Our research encompasses a broad range of activities, listed below, with a common objective: to better understand fundamental principles and mechanisms involved in the chemistry and physics at surfaces for the rational nanoscale design of functional materials. Our interest stems from a wish to explore the fundamental properties of the materials, as well as from a need for understanding their properties in sufficient detail to be able to improve device performances in technological applications. We believe many of such issues can be addressed with scanning probe microscopies (STM, AFM) by providing high-resolution, real-space, and time-resolved images of surface phenomena. Strategies are devised to properly interrogate relevant systems at the atomic scale. For instance, surface nano-engineering is investigated with the aim of delivering concepts that can be used for the development of new devices, in a variety of fields such as heterogeneous catalysis, photo-catalysis, opto-electronics, molecular electronics and architectures.

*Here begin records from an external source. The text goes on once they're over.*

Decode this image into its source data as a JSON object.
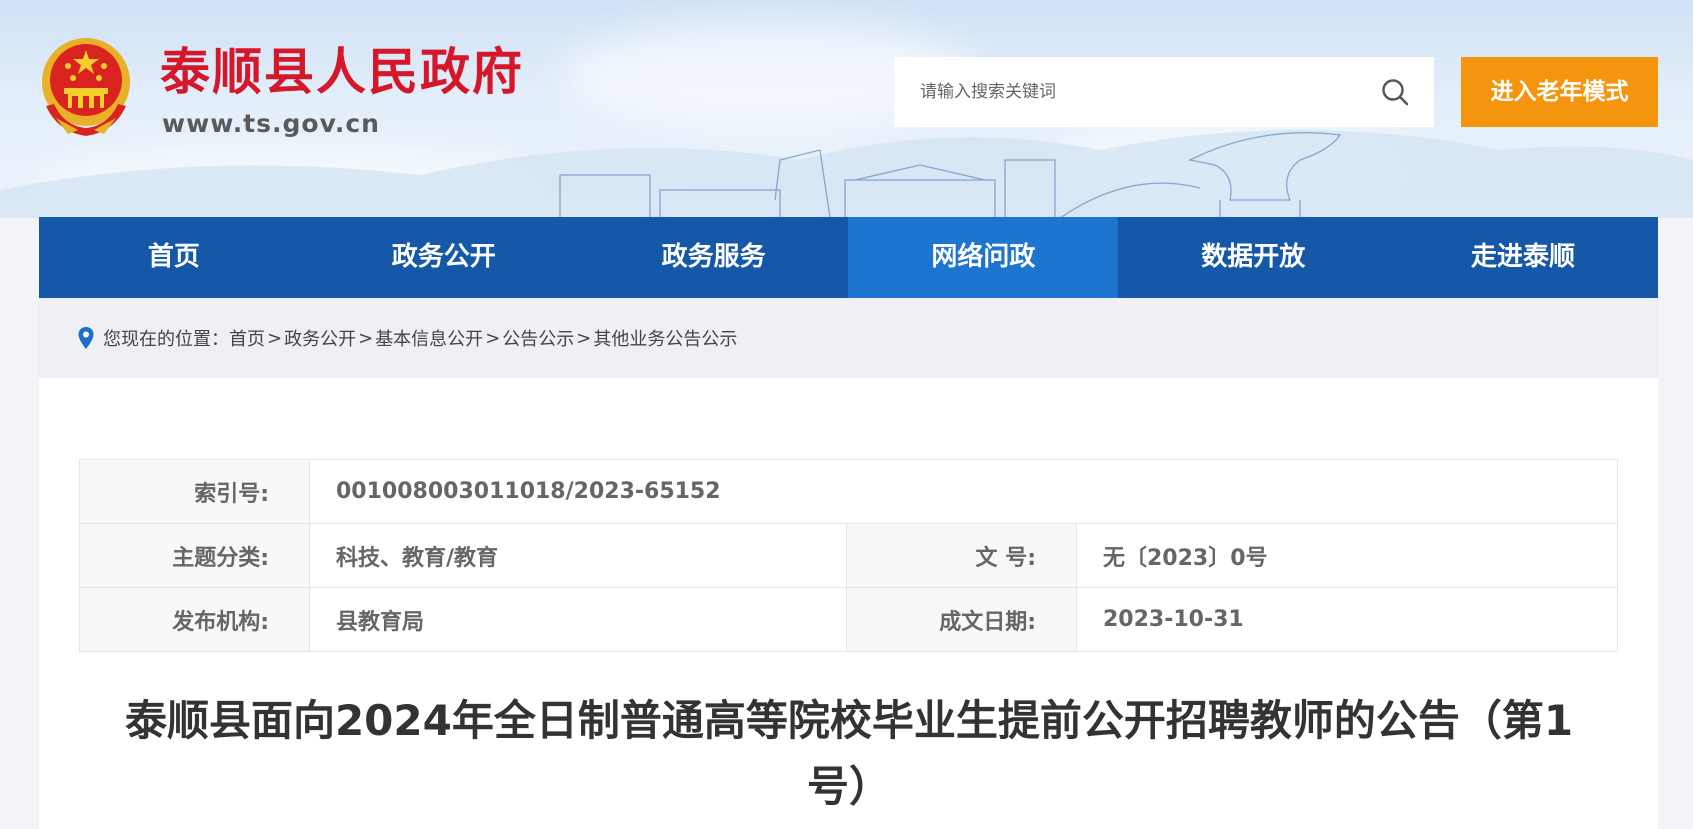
{
  "header": {
    "site_title": "泰顺县人民政府",
    "site_url": "www.ts.gov.cn",
    "search_placeholder": "请输入搜索关键词",
    "elder_mode_label": "进入老年模式"
  },
  "nav": {
    "items": [
      {
        "label": "首页",
        "active": false
      },
      {
        "label": "政务公开",
        "active": false
      },
      {
        "label": "政务服务",
        "active": false
      },
      {
        "label": "网络问政",
        "active": true
      },
      {
        "label": "数据开放",
        "active": false
      },
      {
        "label": "走进泰顺",
        "active": false
      }
    ]
  },
  "breadcrumb": {
    "prefix": "您现在的位置：",
    "items": [
      "首页",
      "政务公开",
      "基本信息公开",
      "公告公示",
      "其他业务公告公示"
    ],
    "separator": ">"
  },
  "meta": {
    "index_label": "索引号:",
    "index_value": "001008003011018/2023-65152",
    "topic_label": "主题分类:",
    "topic_value": "科技、教育/教育",
    "docno_label": "文 号:",
    "docno_value": "无〔2023〕0号",
    "publisher_label": "发布机构:",
    "publisher_value": "县教育局",
    "date_label": "成文日期:",
    "date_value": "2023-10-31"
  },
  "article": {
    "title": "泰顺县面向2024年全日制普通高等院校毕业生提前公开招聘教师的公告（第1号）"
  },
  "colors": {
    "title_red": "#d5172a",
    "nav_blue": "#1558a8",
    "nav_active": "#1d75cf",
    "elder_orange": "#f5950e"
  }
}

We aim at going beyond the traditional use of such instrumentation (i.e. high-magnification topography) by achieving the following:

• local electronic and vibrational spectroscopy (STS and IETS) of single atoms or molecules;
• atomic and molecular manipulations;
• fast-acquisition (several tens of images per second) towards resolving dynamics at surfaces;
• high-pressure measurements towards meaningful studies at the gas/solid interface (UHV-based).

The various research activities we are presently working on are listed below:

• epitaxial graphene;
• molecular switches;
• the Fischer-Tropsch synthesis;
• and some cool stuff with great colleagues.